As I said, This is just a idea, I don't have details, but I'm sure others here can complement or criticize my idea.
But my real advice is to rethink the whole project. It makes no sense to read tabular data on binary files stored on a cell of a row of a table on database.
This looks like an "I wouldn't start from here" kind of a question.
The "install Excel on the server and start coding" answer looks like the only route, but it simply has to be worth exploring alternatives first: it's going to be painful, expensive and time-consuming.
I strongly feel that we're looking at a "requirement" that is the answer to the wrong problem.
What business problem is creating this need? What's driving that? Try the Five Whys as a possible way to explore the history.
It sounds like you're trying to store an entire database table inside a spreadsheet and then inside a single table's field. Wouldn't it be simpler to store the data in a database table to begin with and then export it as an XLS when required?
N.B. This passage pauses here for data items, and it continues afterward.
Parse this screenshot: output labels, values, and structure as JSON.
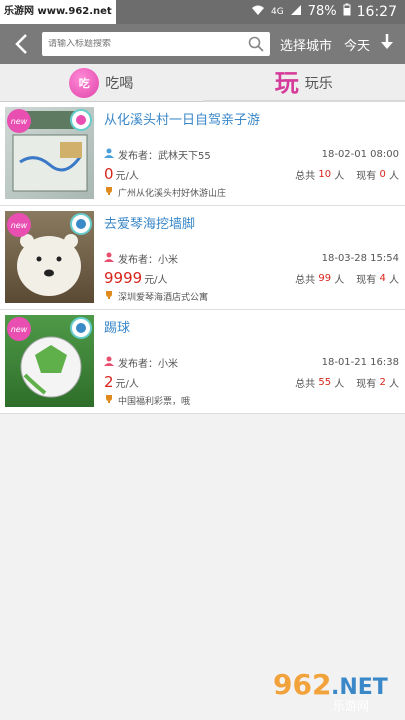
{
  "status_bar": {
    "watermark": "乐游网 www.962.net",
    "network": "4G",
    "battery": "78%",
    "time": "16:27"
  },
  "navbar": {
    "search_placeholder": "请输入标题搜索",
    "city_label": "选择城市",
    "date_label": "今天"
  },
  "tabs": [
    {
      "label": "吃喝",
      "icon_text": "吃"
    },
    {
      "label": "玩乐",
      "icon_text": "玩"
    }
  ],
  "items": [
    {
      "title": "从化溪头村一日自驾亲子游",
      "publisher": "发布者：武林天下55",
      "date": "18-02-01 08:00",
      "price": "0",
      "price_unit": "元/人",
      "total_prefix": "总共",
      "total": "10",
      "now_prefix": "现有",
      "now": "0",
      "people_unit": "人",
      "location": "广州从化溪头村好休游山庄",
      "new_badge": "new",
      "thumb_color": "#7c9a88"
    },
    {
      "title": "去爱琴海挖墙脚",
      "publisher": "发布者：小米",
      "date": "18-03-28 15:54",
      "price": "9999",
      "price_unit": "元/人",
      "total_prefix": "总共",
      "total": "99",
      "now_prefix": "现有",
      "now": "4",
      "people_unit": "人",
      "location": "深圳爱琴海酒店式公寓",
      "new_badge": "new",
      "thumb_color": "#8c7a5c"
    },
    {
      "title": "踢球",
      "publisher": "发布者：小米",
      "date": "18-01-21 16:38",
      "price": "2",
      "price_unit": "元/人",
      "total_prefix": "总共",
      "total": "55",
      "now_prefix": "现有",
      "now": "2",
      "people_unit": "人",
      "location": "中国福利彩票，哦",
      "new_badge": "new",
      "thumb_color": "#3f8a3a"
    }
  ],
  "footer_watermark": {
    "logo_text": "962",
    "domain_text": ".NET",
    "sub_text": "乐游网"
  }
}
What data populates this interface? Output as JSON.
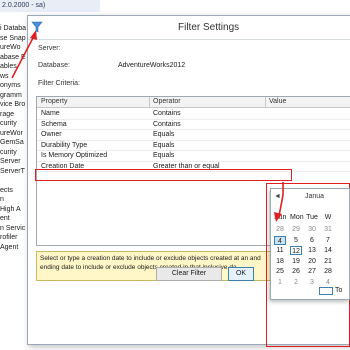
{
  "explorer": {
    "title": "2.0.2000 - sa)",
    "items": [
      "i Databa",
      "se Snap",
      "ureWo",
      "abase E",
      "ables",
      "ws",
      "onyms",
      "gramm",
      "vice Bro",
      "rage",
      "curity",
      "ureWor",
      "GemSa",
      "curity",
      "Server",
      "ServerT",
      "",
      "ects",
      "n",
      "High A",
      "ent",
      "n Servic",
      "rofiler",
      "Agent"
    ]
  },
  "dialog": {
    "title": "Filter Settings",
    "server_label": "Server:",
    "server_value": "",
    "database_label": "Database:",
    "database_value": "AdventureWorks2012",
    "criteria_label": "Filter Criteria:",
    "columns": [
      "Property",
      "Operator",
      "Value"
    ],
    "rows": [
      {
        "property": "Name",
        "operator": "Contains",
        "value": ""
      },
      {
        "property": "Schema",
        "operator": "Contains",
        "value": ""
      },
      {
        "property": "Owner",
        "operator": "Equals",
        "value": ""
      },
      {
        "property": "Durability Type",
        "operator": "Equals",
        "value": ""
      },
      {
        "property": "Is Memory Optimized",
        "operator": "Equals",
        "value": ""
      },
      {
        "property": "Creation Date",
        "operator": "Greater than or equal",
        "value": ""
      }
    ],
    "description": "Select or type a creation date to include or exclude objects created at an and ending date to include or exclude objects created in that inclusive da",
    "clear_filter_label": "Clear Filter",
    "ok_label": "OK"
  },
  "calendar": {
    "month_label": "Janua",
    "prev_arrow": "◄",
    "day_headers": [
      "Sun",
      "Mon",
      "Tue",
      "W"
    ],
    "weeks": [
      [
        "28",
        "29",
        "30",
        "31"
      ],
      [
        "4",
        "5",
        "6",
        "7"
      ],
      [
        "11",
        "12",
        "13",
        "14"
      ],
      [
        "18",
        "19",
        "20",
        "21"
      ],
      [
        "25",
        "26",
        "27",
        "28"
      ],
      [
        "1",
        "2",
        "3",
        "4"
      ]
    ],
    "selected_day": "4",
    "today_day": "12",
    "today_label": "To"
  },
  "colors": {
    "annotation": "#e02020",
    "selection": "#cce4f7",
    "accent": "#3c7fb1",
    "description_bg": "#fff7c8"
  }
}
Without opening up an instance Excel and having Excel resolve worksheet references I'm not sure it's doable at all.
Could you write the varbinary to a Raw File Destination? And then use an Excel Source as your input to whatever step is next in your precedence constraints.
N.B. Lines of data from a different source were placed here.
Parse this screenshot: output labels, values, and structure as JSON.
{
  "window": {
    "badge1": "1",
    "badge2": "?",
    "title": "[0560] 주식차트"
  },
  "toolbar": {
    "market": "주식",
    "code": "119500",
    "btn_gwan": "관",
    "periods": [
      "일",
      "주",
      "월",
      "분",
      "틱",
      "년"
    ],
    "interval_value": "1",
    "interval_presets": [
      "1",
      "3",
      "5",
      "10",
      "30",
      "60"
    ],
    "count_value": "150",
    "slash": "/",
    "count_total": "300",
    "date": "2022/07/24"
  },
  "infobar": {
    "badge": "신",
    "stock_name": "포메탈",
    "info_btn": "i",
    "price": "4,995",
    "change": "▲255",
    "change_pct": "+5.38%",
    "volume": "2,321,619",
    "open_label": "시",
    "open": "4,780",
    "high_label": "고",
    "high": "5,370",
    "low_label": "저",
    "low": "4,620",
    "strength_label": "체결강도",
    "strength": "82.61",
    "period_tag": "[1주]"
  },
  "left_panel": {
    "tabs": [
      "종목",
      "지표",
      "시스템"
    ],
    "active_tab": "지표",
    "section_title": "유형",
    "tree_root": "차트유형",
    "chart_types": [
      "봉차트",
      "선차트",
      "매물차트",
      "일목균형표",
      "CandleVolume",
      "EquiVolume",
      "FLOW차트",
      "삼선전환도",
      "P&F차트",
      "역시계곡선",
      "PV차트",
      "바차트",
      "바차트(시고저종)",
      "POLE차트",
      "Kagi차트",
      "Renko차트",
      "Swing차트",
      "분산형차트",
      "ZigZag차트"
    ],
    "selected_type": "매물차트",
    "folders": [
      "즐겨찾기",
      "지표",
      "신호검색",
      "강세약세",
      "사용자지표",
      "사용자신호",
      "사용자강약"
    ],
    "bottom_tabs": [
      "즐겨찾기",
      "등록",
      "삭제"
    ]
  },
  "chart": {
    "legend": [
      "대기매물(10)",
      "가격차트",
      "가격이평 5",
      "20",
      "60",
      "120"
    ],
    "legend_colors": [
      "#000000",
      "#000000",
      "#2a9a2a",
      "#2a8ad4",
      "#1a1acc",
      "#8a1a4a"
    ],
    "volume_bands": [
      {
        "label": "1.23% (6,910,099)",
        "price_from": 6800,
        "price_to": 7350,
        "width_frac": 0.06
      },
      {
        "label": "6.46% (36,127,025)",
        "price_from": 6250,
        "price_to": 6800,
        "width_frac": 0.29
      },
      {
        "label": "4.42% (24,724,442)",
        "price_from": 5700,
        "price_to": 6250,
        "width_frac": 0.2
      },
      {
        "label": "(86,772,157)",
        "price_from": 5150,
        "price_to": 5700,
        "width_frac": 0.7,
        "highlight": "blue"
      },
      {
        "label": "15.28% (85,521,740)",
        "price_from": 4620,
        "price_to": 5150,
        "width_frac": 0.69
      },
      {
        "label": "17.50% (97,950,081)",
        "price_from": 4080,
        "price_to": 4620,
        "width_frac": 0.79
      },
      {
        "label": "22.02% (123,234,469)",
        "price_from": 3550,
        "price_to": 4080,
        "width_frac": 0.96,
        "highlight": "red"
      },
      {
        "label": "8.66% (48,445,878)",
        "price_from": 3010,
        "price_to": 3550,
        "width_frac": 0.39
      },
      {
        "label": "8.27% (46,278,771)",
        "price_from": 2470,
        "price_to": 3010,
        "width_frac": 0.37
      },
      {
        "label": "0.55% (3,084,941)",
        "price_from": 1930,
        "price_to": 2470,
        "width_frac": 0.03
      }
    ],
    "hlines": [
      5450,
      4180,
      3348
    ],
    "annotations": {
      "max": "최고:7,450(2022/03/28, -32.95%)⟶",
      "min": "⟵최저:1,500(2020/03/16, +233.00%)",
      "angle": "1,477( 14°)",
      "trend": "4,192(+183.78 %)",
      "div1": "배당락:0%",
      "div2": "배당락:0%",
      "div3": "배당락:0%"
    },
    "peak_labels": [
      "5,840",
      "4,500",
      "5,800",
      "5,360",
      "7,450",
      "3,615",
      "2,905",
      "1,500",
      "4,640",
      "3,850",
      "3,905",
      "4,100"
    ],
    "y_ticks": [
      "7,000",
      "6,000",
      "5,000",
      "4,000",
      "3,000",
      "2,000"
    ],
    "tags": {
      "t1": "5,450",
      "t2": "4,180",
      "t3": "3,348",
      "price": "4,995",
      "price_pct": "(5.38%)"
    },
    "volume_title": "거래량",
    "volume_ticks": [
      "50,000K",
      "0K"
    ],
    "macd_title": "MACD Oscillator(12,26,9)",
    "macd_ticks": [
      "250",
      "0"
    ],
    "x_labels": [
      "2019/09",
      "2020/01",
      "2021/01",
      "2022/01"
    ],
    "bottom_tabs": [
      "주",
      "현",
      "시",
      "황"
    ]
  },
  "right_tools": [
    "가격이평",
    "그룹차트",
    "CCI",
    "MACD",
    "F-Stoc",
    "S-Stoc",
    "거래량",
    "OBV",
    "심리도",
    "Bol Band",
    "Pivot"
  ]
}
I haven't tried it, but that's what I would try.
Well, the whole setup seems a bit twisted :-) as others have already pointed out.
If you really cannot change the requirements and the whole setup: why don't you explore components such as Aspose.Cells or Syncfusion XlsIO, native .NET components, that allow you to read and interpret native Excel (XLS) files. I'm pretty such with either of the two, you should be able to read your binary Excel into a MemoryStream and then feed that into one of those Excel-reading components, and off you go.
So with a bit of .NET development and SQL CLR, I guess this should be doable - not sure if it's the best way to do it, but it should work.